PhD position: Computational methods for inferring tumour evolution (SW13453)

The goal of this project is to tackle statistical and algorithmic challenges in understanding the evolution of tumours based on genomic data. The Markowetz laboratory has a strong track record in developing methods to dissect tumour heterogeneity and infer life histories of tumours. The project is for a student with strong mathematical and statistical skills. Initially the focus will be on developing new methods to trace clonal evolution across multiple samples from the same patients by integration information on single nucleotide variants, copy number changes and structural variants. According to the student's interest, the project can develop into more methodological or more applied follow-up work.

Preferred skills - The successful applicant will have/or expect to gain a degree in a quantitative field like mathematics, computer science or statistics. They will have a detailed knowledge of statistics and algorithms and have experience in using R and Python. They should also have a strong desire to learn cancer biology. The research atmosphere in CRUK CI is highly collaborative and so excellent communication skills are key.

Funding - This studentship is funded by Cancer Research UK and includes full funding for University and College fees and in addition, a stipend of £19,000 per annum, initially for 3 years, with funding for a further year possible as required.

Eligibility - No nationality restrictions apply to this Cancer Research UK funded studentship.

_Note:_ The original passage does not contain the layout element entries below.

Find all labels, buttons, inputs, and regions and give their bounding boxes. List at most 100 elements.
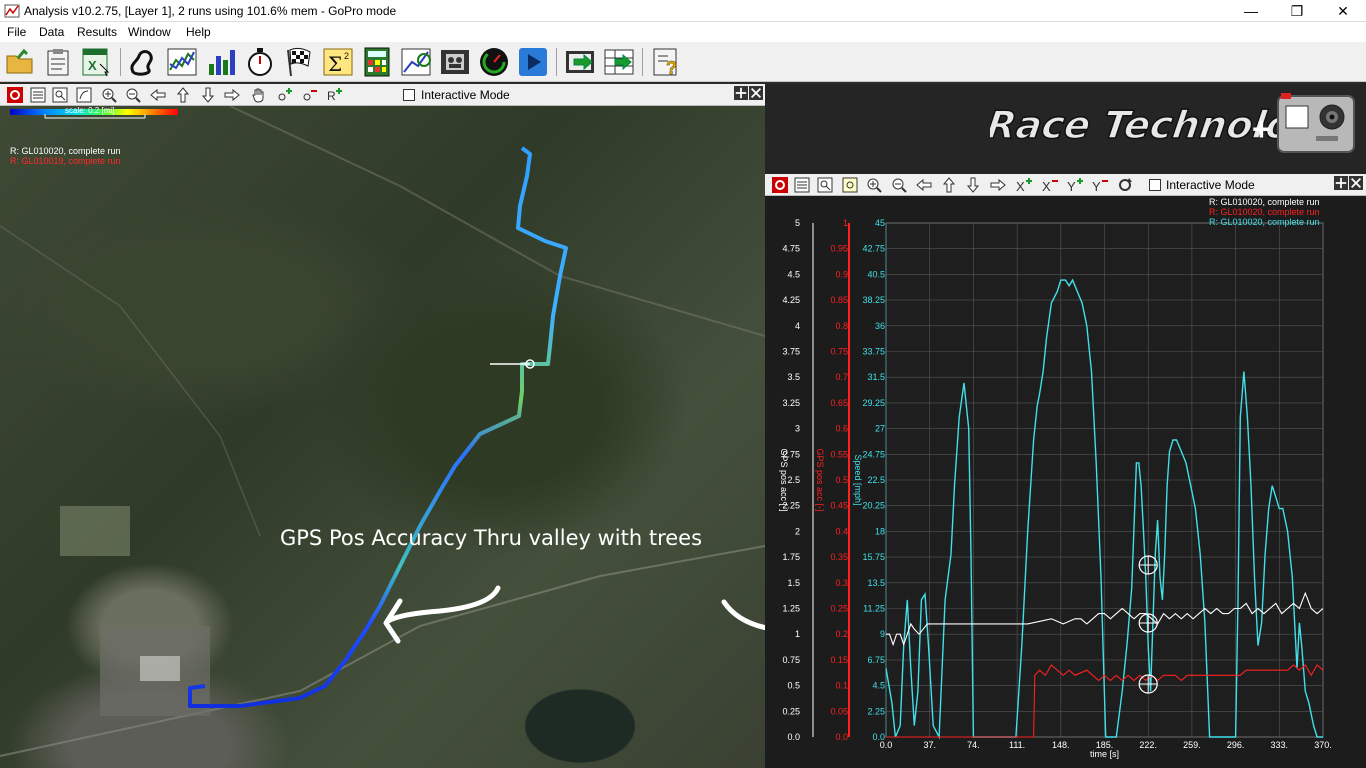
map-window: R Interactive Mode scale: 0.2 [mi] R: GL… <box>0 84 765 768</box>
annotation-text: GPS Pos Accuracy Thru valley with trees <box>280 526 703 550</box>
annotation-arrow-left <box>385 585 501 624</box>
dock-move-icon[interactable] <box>1334 176 1348 190</box>
x-tick-label: 333. <box>1271 740 1289 750</box>
y-tick-label: 18 <box>875 526 885 536</box>
x-tick-label: 222. <box>1139 740 1157 750</box>
y-tick-label: 0.5 <box>787 681 800 691</box>
y-tick-label: 3.25 <box>782 398 800 408</box>
menu-help[interactable]: Help <box>186 25 211 39</box>
y-tick-label: 2 <box>795 526 800 536</box>
y-tick-label: 0.0 <box>787 732 800 742</box>
x-add-icon[interactable]: X <box>1016 177 1032 193</box>
calculator-icon[interactable] <box>361 46 393 78</box>
y-tick-label: 4.5 <box>787 269 800 279</box>
line-graph-icon[interactable] <box>166 46 198 78</box>
y-tick-label: 33.75 <box>862 347 885 357</box>
y-axis-label: GPS pos acc [-] <box>815 448 825 511</box>
y-tick-label: 0.75 <box>782 655 800 665</box>
hand-pan-icon[interactable] <box>251 87 267 103</box>
graph-toolbar: X X Y Y Interactive Mode <box>765 174 1366 196</box>
graph-interactive-mode-checkbox[interactable] <box>1149 179 1161 191</box>
open-folder-icon[interactable] <box>4 46 36 78</box>
play-icon[interactable] <box>517 46 549 78</box>
map-view[interactable]: scale: 0.2 [mi] R: GL010020, complete ru… <box>0 106 765 768</box>
x-tick-label: 37. <box>923 740 936 750</box>
arrow-up-icon[interactable] <box>175 87 191 103</box>
arrow-left-icon[interactable] <box>150 87 166 103</box>
export-video-icon[interactable] <box>564 46 596 78</box>
bar-chart-icon[interactable] <box>205 46 237 78</box>
graph-close-icon[interactable] <box>1349 176 1363 190</box>
y-tick-label: 0.35 <box>830 552 848 562</box>
refresh-icon[interactable] <box>1117 177 1133 193</box>
y-axis-label: Speed [mph] <box>853 454 863 505</box>
excel-icon[interactable]: X <box>80 46 112 78</box>
settings-icon[interactable] <box>772 177 788 193</box>
menu-results[interactable]: Results <box>77 25 117 39</box>
minimize-button[interactable]: — <box>1228 0 1274 22</box>
reset-marker-icon[interactable]: R <box>326 87 342 103</box>
zoom-in-icon[interactable] <box>101 87 117 103</box>
svg-text:?: ? <box>666 58 677 78</box>
y-tick-label: 5 <box>795 218 800 228</box>
svg-text:X: X <box>1016 179 1025 193</box>
add-marker-icon[interactable] <box>276 87 292 103</box>
x-tick-label: 148. <box>1052 740 1070 750</box>
checkered-flag-icon[interactable] <box>283 46 315 78</box>
gauge-icon[interactable] <box>478 46 510 78</box>
video-icon[interactable] <box>439 46 471 78</box>
dock-move-icon[interactable] <box>734 86 748 100</box>
arrow-right-icon[interactable] <box>990 177 1006 193</box>
menu-data[interactable]: Data <box>39 25 64 39</box>
app-icon <box>4 4 20 18</box>
track-map-icon[interactable] <box>127 46 159 78</box>
y-tick-label: 0.05 <box>830 706 848 716</box>
arrow-down-icon[interactable] <box>200 87 216 103</box>
clipboard-icon[interactable] <box>42 46 74 78</box>
map-close-icon[interactable] <box>749 86 763 100</box>
y-add-icon[interactable]: Y <box>1067 177 1083 193</box>
x-tick-label: 111. <box>1009 740 1025 750</box>
x-tick-label: 0.0 <box>880 740 893 750</box>
draw-icon[interactable] <box>76 87 92 103</box>
arrow-right-icon[interactable] <box>224 87 240 103</box>
zoom-region-icon[interactable] <box>842 177 858 193</box>
maximize-button[interactable]: ❐ <box>1274 0 1320 22</box>
xy-plot-icon[interactable] <box>400 46 432 78</box>
arrow-up-icon[interactable] <box>941 177 957 193</box>
stopwatch-icon[interactable] <box>244 46 276 78</box>
zoom-in-icon[interactable] <box>866 177 882 193</box>
menu-window[interactable]: Window <box>128 25 171 39</box>
x-remove-icon[interactable]: X <box>1042 177 1058 193</box>
svg-text:Y: Y <box>1067 179 1076 193</box>
menu-file[interactable]: File <box>7 25 26 39</box>
toolbar-separator <box>120 48 121 76</box>
export-table-icon[interactable] <box>603 46 635 78</box>
arrow-down-icon[interactable] <box>965 177 981 193</box>
scale-label: scale: 0.2 [mi] <box>65 106 115 115</box>
zoom-window-icon[interactable] <box>52 87 68 103</box>
list-icon[interactable] <box>30 87 46 103</box>
graph-window: X X Y Y Interactive Mode 0.0 0.25 0.5 0.75 1… <box>765 174 1366 768</box>
window-title: Analysis v10.2.75, [Layer 1], 2 runs usi… <box>24 4 397 18</box>
zoom-out-icon[interactable] <box>891 177 907 193</box>
y-tick-label: 0.5 <box>835 475 848 485</box>
annotation-arrow-right <box>721 599 765 631</box>
close-button[interactable]: ✕ <box>1320 0 1366 22</box>
time-graph[interactable]: 0.00.250.50.7511.251.51.7522.252.52.7533… <box>765 196 1366 768</box>
settings-icon[interactable] <box>7 87 23 103</box>
y-tick-label: 3 <box>795 424 800 434</box>
y-tick-label: 42.75 <box>862 244 885 254</box>
arrow-left-icon[interactable] <box>916 177 932 193</box>
interactive-mode-checkbox[interactable] <box>403 89 415 101</box>
list-icon[interactable] <box>794 177 810 193</box>
y-remove-icon[interactable]: Y <box>1092 177 1108 193</box>
remove-marker-icon[interactable] <box>301 87 317 103</box>
help-icon[interactable]: ? <box>650 46 682 78</box>
y-tick-label: 0.45 <box>830 501 848 511</box>
zoom-window-icon[interactable] <box>817 177 833 193</box>
sigma-icon[interactable]: Σ2 <box>322 46 354 78</box>
zoom-out-icon[interactable] <box>125 87 141 103</box>
toolbar-separator <box>556 48 557 76</box>
y-tick-label: 29.25 <box>862 398 885 408</box>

Applications are invited from recent graduates or final year undergraduates who hold or expect to gain a first/upper second class degree (or equivalent) in a relevant subject from any recognised university worldwide.

How to apply - Please follow the instructions on the following webpage: (Reference: SW13453)


  1. Beerenwinkel et al (2014) Cancer evolution: mathematical models and computational inference, Systematic Biology.
  2. Ross and Markowetz (2016), OncoNEM: Inferring tumour evolution from single-cell sequencing data, Genome Biology, 17:69
  3. Schwarz et al (2015), Spatial and temporal heterogeneity in high-grade serous ovarian cancer: a phylogenetic reconstruction, PLoS Med, 12(2)
  4. Yuan et al (2015), BitPhylogeny: A probabilistic framework for reconstructing intra-tumor phylogenies, Genome Biology, 16:36


PhD position: Clinical Research Fellowship in Computational Pathology (RA13541)

The Cancer Research UK Cambridge Center will fund up to 4 Clinical Research Training Fellowships for 2018 covering an exciting range of studies. Full details about the Clinical Research Fellowships are available at the CRUK Cambridge Center website. Applications for these Fellowships must be made via the University's Job Opportunities website. The deadline for applications is 30 November 2017.

In collaboration with Prof Rebecca Fitzgerald's lab, we are offering a project on computational pathology for early detection or oesophageal cancer. We will analyse data from a non-invasive, nonendoscopic diagnostic test for diagnosing Barrett’s oesophagus using a cell collection device called the Cytosponge™ (see here on Youtube) which is coupled with a TFF3 immunohistochemical assay to diagnose Barrett’s (PLOS Med 2015). Cytological atypia and p53 over expression are features predicting cancer risk which can be diagnosed on the same sample (Nature Genetics 2015, 2016, Lancet Gastro & Hepatol 2017).

Aims of the Project:

  1. Develop and test a computational algorithm for assessing the cytological and tissue features of Cytosponge samples in order to diagnose and risk stratify Barrett’s oesophagus;
  2. Evaluate the procedure on existing cohort and then apply to new cases;
  3. Automate the analysis in a standalone software.

This project is ideal if you want to learn computational skills, machine learning and image analysis techniques.

Full information about how to apply for a PhD place at the University can be found on the University’s Graduate Admissions website.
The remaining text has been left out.